A Simple Runtime Invariant Miner
9 points by vrthra
9 points by vrthra
This post provides a tutorial of the Daikon framework for inferring dynamic invariants from program execution. Daikon is the dynamic dual of static analysis for invariant inference, and is /a/ whitebox dual of blackbox specification inference.
This is part of my ongoing effort to document various algorithms relating to static and dynamic analysis as well as blackbox and whitebox testing.
I am looking for feedback on structure as well as content as before. The content is oriented toward software engineering students who typically know about basic software development, and some formalism. The implementation prioritizes clarity over speed.
Note: Pyodide takes a little time to initialize, but it should be faster to initialize than spinning up the binder service from Jupyter (but slower to execute).
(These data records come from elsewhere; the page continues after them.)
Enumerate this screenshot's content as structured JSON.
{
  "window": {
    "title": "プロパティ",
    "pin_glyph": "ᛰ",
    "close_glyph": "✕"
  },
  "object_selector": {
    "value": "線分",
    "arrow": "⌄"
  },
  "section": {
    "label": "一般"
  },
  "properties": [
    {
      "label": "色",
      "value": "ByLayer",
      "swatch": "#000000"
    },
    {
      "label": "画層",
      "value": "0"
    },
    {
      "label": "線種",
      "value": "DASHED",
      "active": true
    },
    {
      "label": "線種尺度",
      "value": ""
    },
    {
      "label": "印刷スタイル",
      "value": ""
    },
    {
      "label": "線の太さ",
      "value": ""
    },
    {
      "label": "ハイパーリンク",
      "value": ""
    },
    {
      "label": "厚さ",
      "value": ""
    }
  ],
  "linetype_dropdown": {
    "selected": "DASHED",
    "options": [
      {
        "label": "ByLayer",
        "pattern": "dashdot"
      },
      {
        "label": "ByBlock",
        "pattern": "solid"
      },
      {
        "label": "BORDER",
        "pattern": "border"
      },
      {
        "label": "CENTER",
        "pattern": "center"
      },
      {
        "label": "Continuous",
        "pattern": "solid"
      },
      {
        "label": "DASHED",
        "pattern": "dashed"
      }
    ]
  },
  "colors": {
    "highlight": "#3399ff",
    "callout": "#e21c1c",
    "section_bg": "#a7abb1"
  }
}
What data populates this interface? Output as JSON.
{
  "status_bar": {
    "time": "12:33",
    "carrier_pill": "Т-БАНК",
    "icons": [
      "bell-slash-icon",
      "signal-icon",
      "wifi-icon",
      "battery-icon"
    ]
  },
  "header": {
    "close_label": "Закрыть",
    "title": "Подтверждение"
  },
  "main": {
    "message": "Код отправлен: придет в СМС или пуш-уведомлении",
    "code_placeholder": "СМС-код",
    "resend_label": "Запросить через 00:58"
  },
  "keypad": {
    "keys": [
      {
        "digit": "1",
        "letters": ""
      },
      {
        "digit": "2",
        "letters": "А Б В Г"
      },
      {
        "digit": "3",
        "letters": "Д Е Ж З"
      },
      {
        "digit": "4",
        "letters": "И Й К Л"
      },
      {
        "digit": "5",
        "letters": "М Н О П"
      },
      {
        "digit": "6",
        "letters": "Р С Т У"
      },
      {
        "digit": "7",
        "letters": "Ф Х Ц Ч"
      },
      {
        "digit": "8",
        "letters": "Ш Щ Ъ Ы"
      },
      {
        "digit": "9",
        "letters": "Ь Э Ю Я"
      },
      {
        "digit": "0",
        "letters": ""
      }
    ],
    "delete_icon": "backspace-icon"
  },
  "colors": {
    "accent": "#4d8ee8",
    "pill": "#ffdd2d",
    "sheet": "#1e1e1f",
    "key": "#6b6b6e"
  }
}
Really epic content. I don't have time to review it at the moment, but I've bookmarked the thread to come back to it later as this is something I've been meaning to learn regardless. Thanks for putting this together.
I’ve “written” two systems like this in the past 6 months… and where I continue to get stuck is that most software doesn’t have interesting invariants that can be discovered this way. I got stuck.
In both cases, I integrated contracts and tracing with invariant inference into Go. It “works” but it just isn’t compelling for any code bases I’m working on. Very unfortunate. :(
I agree; On its own, it is not very useful. Finding useful invariants that holds across all valid executions of a system, while flagging invalid executions is difficult. What I would suggest is to use a template based input generator in conjunction. i.e. Something that will let you exercise a specific behaviour of the system. Then combine that with other behaviours and find how many of the captured invariants gets violated. This can give you a better signal for buggy executions.